JAKARTA – Gedung Putih membantah sebuah laporan yang menyebut Presiden Amerika Serikat Donald Trump telah menerima pengarahan intelijen terkait peran Rusia di Afghanistan.
Laporan tersebut menyebutkan bahwa Rusia menawarkan hadiah kepada militan yang terkoneksi dengan Taliban, bila mereka berhasil membunuh prajurit Amerika Serikat di Afghanistan.

Hadiah tersebut konon berupa insentif kepada militan untuk menargetkan prajurit Amerika Serikat, bersamaan dengan upaya Trump menarik tentara dari negara tersebut dan mengakhiri perang terpanjang Amerika. Keinginan Trump itu sendiri sama seperti salah satu tuntutan utama para militan di Afghanistan.

Kabar Trump menerima pengarahan intelijen itu pertama kali diberitakan oleh The New York Times pada Jumat (26/6). Surat kabar tersebut, mengutip sumber resmi namun anonim, mengatakan bahwa Trump diberi tahu terkait temuan intelijen pada Maret tersebut, namun Presiden AS itu belum memberikan keputusan apa pun.

Juru bicara Presiden As, Kayleigh McEnany mengatakan “baik Presiden maupun Wakil Presiden tidak menerima arahan terkait dugaan intelijen soal Rusia tersebut,”

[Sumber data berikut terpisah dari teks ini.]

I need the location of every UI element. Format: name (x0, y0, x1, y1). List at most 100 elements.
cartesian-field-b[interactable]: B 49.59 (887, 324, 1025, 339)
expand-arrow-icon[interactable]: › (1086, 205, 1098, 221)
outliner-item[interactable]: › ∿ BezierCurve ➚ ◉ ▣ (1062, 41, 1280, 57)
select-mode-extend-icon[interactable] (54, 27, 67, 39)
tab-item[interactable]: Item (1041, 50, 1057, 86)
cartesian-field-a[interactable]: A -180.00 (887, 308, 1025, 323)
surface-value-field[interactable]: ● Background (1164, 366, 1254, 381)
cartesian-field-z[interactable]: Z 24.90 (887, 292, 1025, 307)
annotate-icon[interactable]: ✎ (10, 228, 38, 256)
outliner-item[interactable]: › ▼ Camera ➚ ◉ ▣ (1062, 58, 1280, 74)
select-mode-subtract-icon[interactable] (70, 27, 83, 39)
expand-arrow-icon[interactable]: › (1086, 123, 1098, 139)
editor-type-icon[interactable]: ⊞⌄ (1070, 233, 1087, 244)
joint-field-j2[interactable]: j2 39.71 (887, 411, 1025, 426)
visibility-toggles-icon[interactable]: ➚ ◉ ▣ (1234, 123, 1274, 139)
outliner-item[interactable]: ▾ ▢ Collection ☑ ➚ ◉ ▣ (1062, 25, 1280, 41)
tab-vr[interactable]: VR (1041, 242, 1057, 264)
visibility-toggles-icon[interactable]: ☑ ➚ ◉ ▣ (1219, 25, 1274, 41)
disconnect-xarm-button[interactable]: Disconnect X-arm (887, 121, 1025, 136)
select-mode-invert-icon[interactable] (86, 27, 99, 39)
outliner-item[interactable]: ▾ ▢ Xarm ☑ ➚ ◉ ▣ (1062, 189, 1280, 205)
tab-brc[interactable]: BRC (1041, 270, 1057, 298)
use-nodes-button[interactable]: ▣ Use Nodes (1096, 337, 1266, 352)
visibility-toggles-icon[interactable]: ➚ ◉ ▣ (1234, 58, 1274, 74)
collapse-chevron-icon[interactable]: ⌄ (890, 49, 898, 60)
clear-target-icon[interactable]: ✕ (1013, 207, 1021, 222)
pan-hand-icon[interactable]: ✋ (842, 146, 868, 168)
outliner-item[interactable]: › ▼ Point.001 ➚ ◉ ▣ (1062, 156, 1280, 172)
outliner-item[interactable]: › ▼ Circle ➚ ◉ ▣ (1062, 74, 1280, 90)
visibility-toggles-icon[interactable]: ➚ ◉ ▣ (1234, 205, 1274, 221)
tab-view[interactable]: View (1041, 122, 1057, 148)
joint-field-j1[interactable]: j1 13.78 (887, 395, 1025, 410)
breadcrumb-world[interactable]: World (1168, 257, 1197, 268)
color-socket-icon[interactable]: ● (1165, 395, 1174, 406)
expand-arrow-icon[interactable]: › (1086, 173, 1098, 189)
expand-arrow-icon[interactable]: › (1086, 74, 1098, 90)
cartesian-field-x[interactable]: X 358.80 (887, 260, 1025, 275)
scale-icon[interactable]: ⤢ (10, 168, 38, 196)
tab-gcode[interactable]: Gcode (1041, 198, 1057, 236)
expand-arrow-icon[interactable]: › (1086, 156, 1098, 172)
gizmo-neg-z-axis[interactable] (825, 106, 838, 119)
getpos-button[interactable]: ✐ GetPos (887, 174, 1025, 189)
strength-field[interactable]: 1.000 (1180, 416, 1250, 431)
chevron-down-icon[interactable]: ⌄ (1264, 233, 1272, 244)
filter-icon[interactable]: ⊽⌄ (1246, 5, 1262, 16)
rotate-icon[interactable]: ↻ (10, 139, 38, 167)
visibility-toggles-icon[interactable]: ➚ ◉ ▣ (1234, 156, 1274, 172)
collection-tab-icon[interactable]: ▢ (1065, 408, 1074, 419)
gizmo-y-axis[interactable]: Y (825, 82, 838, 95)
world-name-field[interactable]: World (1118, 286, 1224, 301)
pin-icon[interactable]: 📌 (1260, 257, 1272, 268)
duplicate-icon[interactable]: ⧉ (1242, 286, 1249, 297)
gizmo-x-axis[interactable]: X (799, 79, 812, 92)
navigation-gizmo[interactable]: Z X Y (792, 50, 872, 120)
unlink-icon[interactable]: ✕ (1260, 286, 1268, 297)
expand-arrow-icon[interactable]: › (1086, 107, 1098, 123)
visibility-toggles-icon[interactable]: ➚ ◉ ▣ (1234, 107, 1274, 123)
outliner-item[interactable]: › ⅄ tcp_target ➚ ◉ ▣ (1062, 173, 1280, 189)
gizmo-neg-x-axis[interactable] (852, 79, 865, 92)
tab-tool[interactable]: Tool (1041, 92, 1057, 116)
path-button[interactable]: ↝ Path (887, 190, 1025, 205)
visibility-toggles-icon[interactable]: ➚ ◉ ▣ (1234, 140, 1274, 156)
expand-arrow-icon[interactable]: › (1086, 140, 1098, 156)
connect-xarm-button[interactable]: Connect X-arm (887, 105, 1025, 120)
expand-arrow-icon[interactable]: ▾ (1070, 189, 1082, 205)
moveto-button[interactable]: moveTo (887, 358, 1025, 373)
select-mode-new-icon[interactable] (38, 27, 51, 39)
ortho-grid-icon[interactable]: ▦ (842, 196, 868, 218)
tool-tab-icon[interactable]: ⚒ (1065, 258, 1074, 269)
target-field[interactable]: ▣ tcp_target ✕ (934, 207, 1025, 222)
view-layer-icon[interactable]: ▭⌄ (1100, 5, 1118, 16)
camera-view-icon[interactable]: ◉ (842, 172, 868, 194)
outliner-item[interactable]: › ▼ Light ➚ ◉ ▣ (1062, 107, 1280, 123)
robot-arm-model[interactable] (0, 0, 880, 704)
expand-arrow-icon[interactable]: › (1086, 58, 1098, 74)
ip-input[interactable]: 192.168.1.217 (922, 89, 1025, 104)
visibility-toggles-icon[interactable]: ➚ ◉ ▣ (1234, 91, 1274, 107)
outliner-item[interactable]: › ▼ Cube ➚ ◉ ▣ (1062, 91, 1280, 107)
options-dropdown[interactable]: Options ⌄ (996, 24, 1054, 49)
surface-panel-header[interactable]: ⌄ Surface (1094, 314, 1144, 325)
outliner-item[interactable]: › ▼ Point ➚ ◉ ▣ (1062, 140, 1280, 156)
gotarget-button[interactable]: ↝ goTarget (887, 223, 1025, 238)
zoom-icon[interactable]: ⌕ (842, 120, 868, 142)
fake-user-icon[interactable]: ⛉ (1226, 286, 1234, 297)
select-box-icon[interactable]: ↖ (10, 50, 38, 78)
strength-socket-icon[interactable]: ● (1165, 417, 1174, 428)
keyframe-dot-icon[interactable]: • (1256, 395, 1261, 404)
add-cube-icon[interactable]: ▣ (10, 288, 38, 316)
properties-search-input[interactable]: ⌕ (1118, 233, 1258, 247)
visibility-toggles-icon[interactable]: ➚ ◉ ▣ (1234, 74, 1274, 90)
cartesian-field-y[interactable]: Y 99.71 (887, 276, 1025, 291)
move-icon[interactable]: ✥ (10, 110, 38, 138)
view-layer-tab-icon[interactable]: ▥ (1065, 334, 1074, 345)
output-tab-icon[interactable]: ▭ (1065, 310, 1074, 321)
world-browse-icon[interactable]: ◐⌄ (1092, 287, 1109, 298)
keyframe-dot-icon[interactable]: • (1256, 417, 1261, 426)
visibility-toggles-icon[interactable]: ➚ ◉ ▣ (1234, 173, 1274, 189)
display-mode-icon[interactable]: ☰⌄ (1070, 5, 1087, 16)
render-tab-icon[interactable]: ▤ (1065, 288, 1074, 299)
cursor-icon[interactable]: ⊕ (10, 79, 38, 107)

“Ini tidak berbicara tentang pantasnya dugaan intelijen, tetapi untuk ketidaktepatan narasi The New York Times yang keliru menyebut bahwa Presiden Trump menerima pengarahan soal hal ini,”

Meski begitu, AFP menyebut bahwa pernyataan itu membuka peluang akan keberadaan laporan intelijen tersebut.

Pihak Taliban sendiri telah menyanggah laporan tersebut. Mereka menegaskan bahwa berkomitmen akan perjanjian yang ditandatangani pada Februari lalu yang berpeluang seluruh pasukan asing akan pergi dari Afghanistan pada tahun depan.

Taliban juga mengatakan bahwa kasus kematian prajurit AS di sana sebagian besar disebabkan oleh peledak buatan sendiri.

“Jihad 19 tahun ini tidak berhutang budi atas kebaikan badan intelijen atau pun negara asing,” kata pernyataan Taliban di Kabul.

Kelompok yang diyakini menerima dukungan intelijen Pakistan selama bertahun-tahun tersebut juga menyanggah tuduhan AS sebelumnya bahwa mereka dipersenjatai oleh Rusia.

“Kami menggunakan senjata, fasilitas, dan peralatan.. yang sudah ada di Afghanistan atau rampasan perang yang sering kami sita dari lawan pertempuran,” kata mereka.

Rusia juga membantah laporan The New York Times tersebut. Kedutaan Besar Rusia di Washington berkicau dan menyebut “tuduhan tak berdasar dan anonim” dalam laporan New York Times telah “mengarahkan pada ancaman langsung terhadap kehidupan karyawan” mereka di Washington dan London.

“Setop membuat #fakenews yang memprovokasi ancaman hidup, @nytimes,” kata mereka dalam kicauan selanjutnya.

Diberitakan AFP, Rusia sempat gagal melawan para militan setelah bertahun-tahun melakukan operasi di sana, hingga kemudian Amerika Serikat datang mengirim pasukan.

The New York Times mengatakan ada sejumlah teori yang berbeda terkait alasan Rusia bersedia mendukung serangan Taliban. Hal itu termasuk untuk tetap membuat AS kalah dalam perang.

Laporan itu menyebut bahwa unit Rusia juga berkeinginan balas dendam atas pembunuhan tentara bayaran Rusia oleh Amerika Serikat di Suriah. Kala itu, Moskow disebut mendukung Presiden Bashar al-Assad.

Menurut Times, operasi Taliban dipimpin oleh sebuah unit yang dikenal dengan kode G.R.U, yang disebut menjadi dalang berbagai insiden internasional termasuk serangan senjata kimia di Inggris pada 2018.